Increase female ratio
Are you sure you’ve got a sensible ratio of males to females? Try to identify the sex of your shrimp to see if you have around 50% females.
An ideal breeding setup would likely have a 20:80 male:female ratio. This will allow them to quickly build up a huge population.
The simple logic here is that females can only release their eggs about once a month. Adding more females allows for breeding to occur more often, giving you more baby shrimp sooner.
Lots of food
The adults will feel much more comfortable breeding if they know there’s plenty of food around for a larger colony. You should check that you’re feeding your tank enough to keep them happy.
Baby shrimp will also normally hide in a small section of the tank after hatching, barely moving for their first few weeks. This is why it’s so important to have a mature tank with lots of biofilm and algae to eat to increase the baby shrimp’s chance of survival.
Alternatively, snowflake pellets and leaf litter make great foods for baby shrimp too. They can be left in the tank without polluting the water over time, giving plenty of time for the babies to find it. As these foods are also fairly large and spread out, the babies don’t have to worry about getting pushed away by hungry adults either.
Use a safe filter
Baby shrimp are incredibly small when they first hatch, so it’s important to make sure your filter is shrimp safe. Otherwise, the babies could get sucked into the filter, and be trapped or injured.

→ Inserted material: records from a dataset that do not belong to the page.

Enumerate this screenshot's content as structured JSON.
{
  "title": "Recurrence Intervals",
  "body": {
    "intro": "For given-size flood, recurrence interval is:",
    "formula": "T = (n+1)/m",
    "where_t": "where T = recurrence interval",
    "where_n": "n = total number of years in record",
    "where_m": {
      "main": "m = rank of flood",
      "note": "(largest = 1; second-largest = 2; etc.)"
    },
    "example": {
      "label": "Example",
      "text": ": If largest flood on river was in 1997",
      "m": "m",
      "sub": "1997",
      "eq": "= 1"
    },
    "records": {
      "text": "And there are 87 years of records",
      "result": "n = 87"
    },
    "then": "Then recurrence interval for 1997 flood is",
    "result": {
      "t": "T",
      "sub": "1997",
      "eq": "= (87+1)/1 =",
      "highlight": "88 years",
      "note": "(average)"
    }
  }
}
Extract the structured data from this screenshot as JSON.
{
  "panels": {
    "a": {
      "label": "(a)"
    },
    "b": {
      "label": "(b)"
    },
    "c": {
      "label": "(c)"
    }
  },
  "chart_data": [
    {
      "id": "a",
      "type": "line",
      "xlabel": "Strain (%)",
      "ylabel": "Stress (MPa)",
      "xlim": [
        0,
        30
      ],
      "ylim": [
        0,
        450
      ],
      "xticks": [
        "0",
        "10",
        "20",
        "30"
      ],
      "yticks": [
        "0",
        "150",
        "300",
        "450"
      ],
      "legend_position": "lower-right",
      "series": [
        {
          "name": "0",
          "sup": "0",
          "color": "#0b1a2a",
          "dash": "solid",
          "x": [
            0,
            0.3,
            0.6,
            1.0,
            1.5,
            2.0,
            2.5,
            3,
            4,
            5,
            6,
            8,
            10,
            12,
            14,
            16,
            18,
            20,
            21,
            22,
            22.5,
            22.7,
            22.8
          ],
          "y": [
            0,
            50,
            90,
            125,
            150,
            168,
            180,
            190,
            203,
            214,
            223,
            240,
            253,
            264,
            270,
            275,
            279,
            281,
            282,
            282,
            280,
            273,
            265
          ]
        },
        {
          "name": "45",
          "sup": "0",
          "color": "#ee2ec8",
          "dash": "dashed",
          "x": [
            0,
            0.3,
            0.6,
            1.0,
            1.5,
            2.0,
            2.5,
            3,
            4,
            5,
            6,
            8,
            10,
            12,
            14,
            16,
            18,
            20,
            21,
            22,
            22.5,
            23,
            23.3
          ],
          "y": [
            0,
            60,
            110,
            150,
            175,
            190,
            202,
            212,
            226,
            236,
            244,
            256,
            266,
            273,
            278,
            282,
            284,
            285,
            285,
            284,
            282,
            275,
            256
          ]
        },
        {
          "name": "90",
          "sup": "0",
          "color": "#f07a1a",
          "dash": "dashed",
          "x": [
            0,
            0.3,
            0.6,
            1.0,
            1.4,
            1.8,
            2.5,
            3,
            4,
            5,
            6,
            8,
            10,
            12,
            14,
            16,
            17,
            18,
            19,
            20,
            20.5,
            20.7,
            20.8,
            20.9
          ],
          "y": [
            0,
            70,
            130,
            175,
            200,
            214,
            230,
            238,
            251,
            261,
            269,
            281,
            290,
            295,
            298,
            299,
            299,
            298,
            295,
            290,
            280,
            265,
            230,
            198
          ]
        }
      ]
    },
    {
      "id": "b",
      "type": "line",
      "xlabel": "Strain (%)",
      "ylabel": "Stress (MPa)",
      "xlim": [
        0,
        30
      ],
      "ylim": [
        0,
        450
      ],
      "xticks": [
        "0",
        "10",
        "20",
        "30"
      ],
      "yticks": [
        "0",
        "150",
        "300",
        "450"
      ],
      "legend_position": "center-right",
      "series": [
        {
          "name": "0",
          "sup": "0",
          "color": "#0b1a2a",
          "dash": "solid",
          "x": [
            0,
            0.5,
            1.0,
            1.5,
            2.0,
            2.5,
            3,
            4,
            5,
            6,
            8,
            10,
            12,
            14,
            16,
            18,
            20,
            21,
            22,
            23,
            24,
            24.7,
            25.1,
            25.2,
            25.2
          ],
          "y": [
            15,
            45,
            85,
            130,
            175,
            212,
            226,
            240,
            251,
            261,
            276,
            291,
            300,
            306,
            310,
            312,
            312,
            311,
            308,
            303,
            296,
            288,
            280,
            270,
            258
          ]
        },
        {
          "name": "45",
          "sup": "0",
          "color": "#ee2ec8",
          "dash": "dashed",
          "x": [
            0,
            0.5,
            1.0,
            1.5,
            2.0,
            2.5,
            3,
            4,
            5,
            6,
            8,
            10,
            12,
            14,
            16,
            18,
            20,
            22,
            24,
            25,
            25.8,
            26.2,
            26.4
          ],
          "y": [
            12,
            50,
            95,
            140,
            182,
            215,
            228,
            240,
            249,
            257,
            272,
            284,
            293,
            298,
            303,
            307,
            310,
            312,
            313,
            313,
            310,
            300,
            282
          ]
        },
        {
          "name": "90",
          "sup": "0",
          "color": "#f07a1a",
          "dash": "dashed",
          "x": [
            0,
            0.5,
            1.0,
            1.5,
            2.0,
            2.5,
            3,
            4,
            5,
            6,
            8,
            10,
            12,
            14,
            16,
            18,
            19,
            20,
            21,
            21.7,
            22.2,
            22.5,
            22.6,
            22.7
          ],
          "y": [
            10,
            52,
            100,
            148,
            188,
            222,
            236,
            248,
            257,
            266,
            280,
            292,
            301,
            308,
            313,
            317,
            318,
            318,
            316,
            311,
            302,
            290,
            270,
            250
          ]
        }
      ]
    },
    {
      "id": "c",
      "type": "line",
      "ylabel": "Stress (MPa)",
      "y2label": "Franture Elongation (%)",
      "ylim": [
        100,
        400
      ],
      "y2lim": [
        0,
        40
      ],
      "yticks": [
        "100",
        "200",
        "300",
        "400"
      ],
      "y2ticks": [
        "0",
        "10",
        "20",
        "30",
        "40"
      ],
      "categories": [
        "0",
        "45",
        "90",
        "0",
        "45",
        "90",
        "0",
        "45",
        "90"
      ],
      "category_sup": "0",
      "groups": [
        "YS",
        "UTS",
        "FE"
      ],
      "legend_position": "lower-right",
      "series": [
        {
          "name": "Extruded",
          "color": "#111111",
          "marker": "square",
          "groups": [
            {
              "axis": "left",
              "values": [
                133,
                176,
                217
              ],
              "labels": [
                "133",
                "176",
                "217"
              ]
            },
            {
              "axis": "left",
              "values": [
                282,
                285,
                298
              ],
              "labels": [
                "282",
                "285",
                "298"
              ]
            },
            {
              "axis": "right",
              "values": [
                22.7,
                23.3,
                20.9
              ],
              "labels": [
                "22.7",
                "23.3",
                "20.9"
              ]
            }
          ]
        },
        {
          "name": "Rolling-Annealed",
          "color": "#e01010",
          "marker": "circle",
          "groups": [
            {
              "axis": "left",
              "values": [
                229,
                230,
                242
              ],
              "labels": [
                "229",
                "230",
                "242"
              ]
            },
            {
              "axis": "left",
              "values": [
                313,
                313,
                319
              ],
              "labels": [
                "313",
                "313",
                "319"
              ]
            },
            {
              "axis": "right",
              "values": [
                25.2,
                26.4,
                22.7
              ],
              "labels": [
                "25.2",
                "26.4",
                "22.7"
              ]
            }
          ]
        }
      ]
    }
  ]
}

A shrimp safe filter is simply one that has a fine mesh or sponge on any intake pipes. The sponge should be very fine, not like a loose wire mesh.
If you’ve got an all-in-one tank with a built-in filter, you can put a very fine mesh just behind the intake holes.
Along with using a safe filter, you should make sure your growing colony has enough room.
A 10 gallon tank is probably the most common choice for breeding dwarf shrimp, but you can use any size you like. The larger volume of water will help keep the tank’s parameters stable and prevent stressing the shrimp.
The bigger aquariums will give you a lot more room for plants, and give you more freedom with the hardscape.
Try to make use of the space in the tank with driftwood and rocks to give them areas for biofilm to grow, as well as places to hide.
Make hiding spots
It’s very important to give your shrimp plenty of hiding places in their tank.
After they’ve molted, they’ll feel vulnerable for a while and want somewhere to hide and feel safe. If they feel stressed and in danger, they won’t be in the mood for mating.
After molting, female shrimp will massively appreciate being able to hide quickly to get away from the males.
Mosses and plants can provide some great options for hiding spots. Baby shrimp specifically will love hiding amongst the moss and eating any algae and biofilm in it. Java moss specifically is a fantastic choice because of how quickly and widespread it grows.
Adding floating plants to your tank will give your shrimp plenty of space to hide among the roots. These roots will also collect a lot of the detritus floating around, ready to be eaten as a snack.
Rocks and driftwood caves are also great for similar reasons. The hardscape can also provide shelter to the shrimp if you’ve got strong water flow from your filter.
Having no good hiding spots can stress shrimp, and sometimes lead to berried females dropping their eggs.
Unfortunately, some shrimp mothers can drop a few of their eggs.
Sometimes this is because they’re stressed and are focussed on escaping or surviving as a priority. If you notice this happening often, test your water parameters and try to find what may be stressing them.
It’s also fairly common for first-time berried shrimp to lose some, or all, of their eggs. This is believed to be down to lack of experience and should reduce over time.
It’s possible for dropped eggs to hatch, so don’t panic if you see any. Some shrimp keepers have built their own DIY egg tumbler to improve their chances of success.